Vulnérabilités mentionnées
- Prise de contrôle de compte (Account Takeover - ATO) : Accès non autorisé aux comptes utilisateurs permettant le vol de données (PII) et de points de fidélité.
- Fraude à l’identité synthétique : Création d’identités fictives pour manipuler des plateformes financières.
- Abus de plateforme : Exploitation des programmes de parrainage, de promotions et de retraits frauduleux.
- Note : Aucune vulnérabilité logicielle spécifique (CVE) n’est associée à cet article, car il traite de vecteurs de fraude comportementaux et organisationnels.
Recommandations
- Diversifier les indicateurs : Suivre le taux de refus des bons clients (faux positifs), le temps de traitement des revues manuelles et le volume des remboursements liés à la fraude.
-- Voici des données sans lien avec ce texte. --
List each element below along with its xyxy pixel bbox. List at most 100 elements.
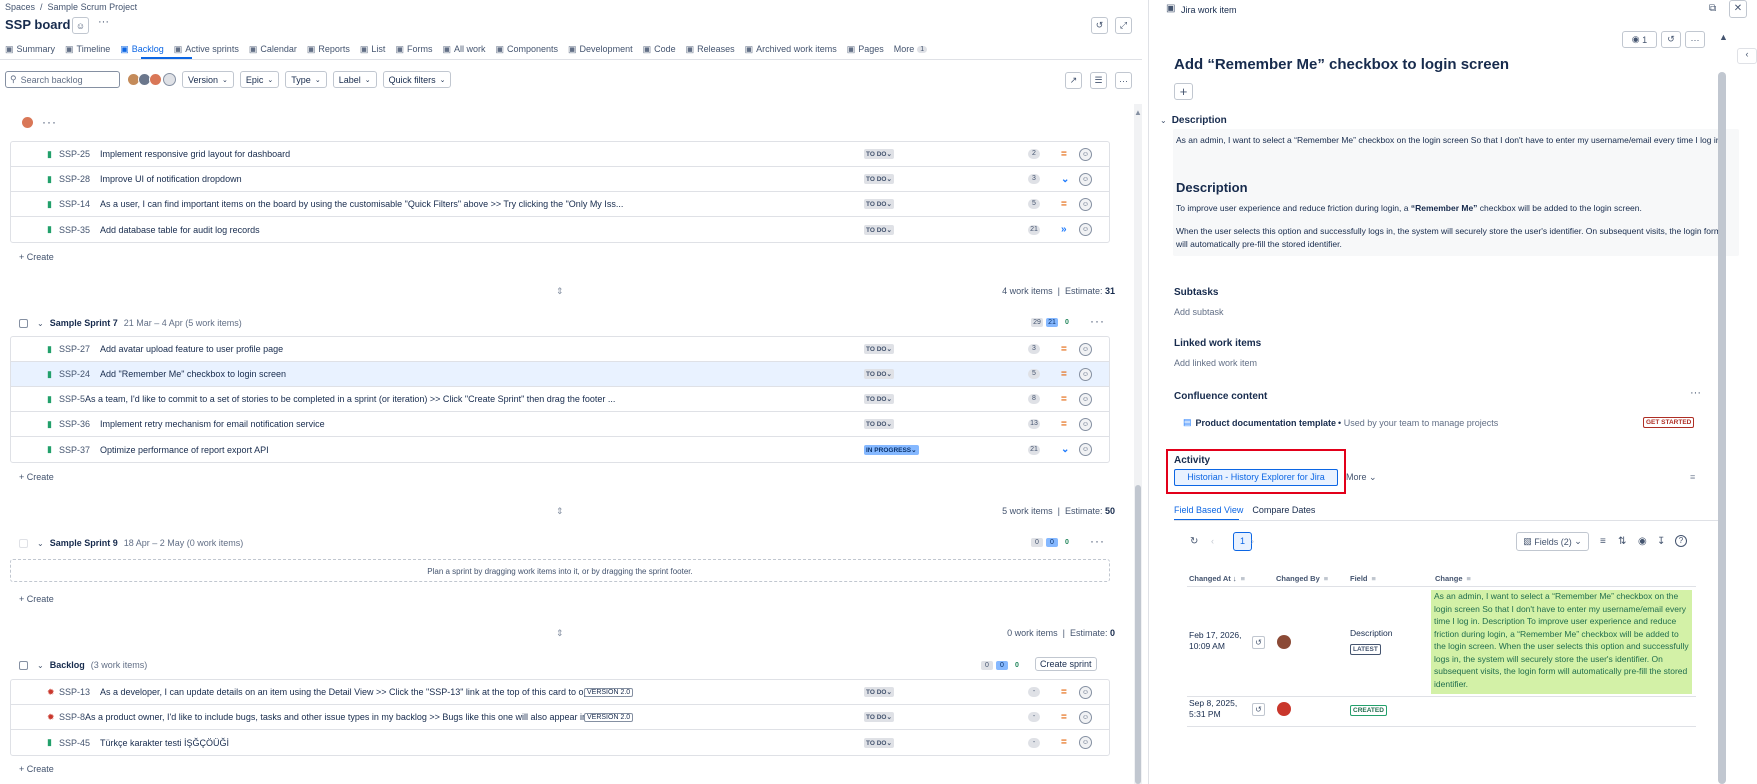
more-actions-icon[interactable]: ··· xyxy=(1090,314,1105,328)
story-points[interactable]: 2 xyxy=(1028,149,1040,159)
issue-key[interactable]: SSP-14 xyxy=(59,199,90,209)
create-button[interactable]: + Create xyxy=(19,252,54,262)
assignee-avatar[interactable]: ☺ xyxy=(1079,443,1092,456)
chevron-left-icon[interactable]: ‹ xyxy=(1211,536,1214,546)
scroll-up-icon[interactable]: ▲ xyxy=(1134,108,1142,117)
col-changed-at[interactable]: Changed At ↓ ≡ xyxy=(1189,574,1245,583)
table-row[interactable]: ✹ SSP-8 As a product owner, I'd like to in… xyxy=(11,705,1109,730)
sort-icon[interactable]: ≡ xyxy=(1690,472,1695,482)
add-linked-item-link[interactable]: Add linked work item xyxy=(1174,358,1257,368)
tab-all-work[interactable]: ▣ All work xyxy=(442,42,485,56)
more-icon[interactable]: ··· xyxy=(1690,387,1701,399)
table-row[interactable]: ▮ SSP-37 Optimize performance of report ex… xyxy=(11,437,1109,462)
settings-icon[interactable]: ☰ xyxy=(1090,72,1107,89)
assignee-avatar[interactable]: ☺ xyxy=(1079,342,1092,356)
description-header[interactable]: ⌄ Description xyxy=(1160,115,1227,126)
story-points[interactable]: - xyxy=(1028,687,1040,697)
issue-key[interactable]: SSP-8 xyxy=(59,712,85,722)
more-dropdown[interactable]: More ⌄ xyxy=(1346,472,1377,483)
filter-icon[interactable]: ≡ xyxy=(1324,574,1328,583)
filter-icon[interactable]: ≡ xyxy=(1467,574,1471,583)
issue-summary[interactable]: Add "Remember Me" checkbox to login scre… xyxy=(100,369,286,379)
status-dropdown[interactable]: TO DO⌄ xyxy=(864,199,894,209)
work-item-title[interactable]: Add “Remember Me” checkbox to login scre… xyxy=(1174,56,1509,73)
tab-field-based-view[interactable]: Field Based View xyxy=(1174,505,1243,515)
issue-summary[interactable]: Türkçe karakter testi İŞĞÇÖÜĞİ xyxy=(100,738,229,748)
avatar[interactable] xyxy=(149,73,162,86)
type-filter[interactable]: Type ⌄ xyxy=(285,71,327,88)
avatar[interactable] xyxy=(163,73,176,86)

- Adopter une évaluation basée sur les signaux : Utiliser des données contextuelles (réputation IP, empreinte numérique de l’appareil, historique des e-mails) plutôt que de se baser uniquement sur les données de paiement.
- Centraliser la vision du risque : Harmoniser la communication entre les équipes de gestion des risques, de finance, de marketing et de produit pour identifier les pertes non étiquetées comme fraudes.
- Proactivité : Anticiper la fraude en amont des transactions pour réduire la friction client et optimiser le taux d’approbation des utilisateurs légitimes.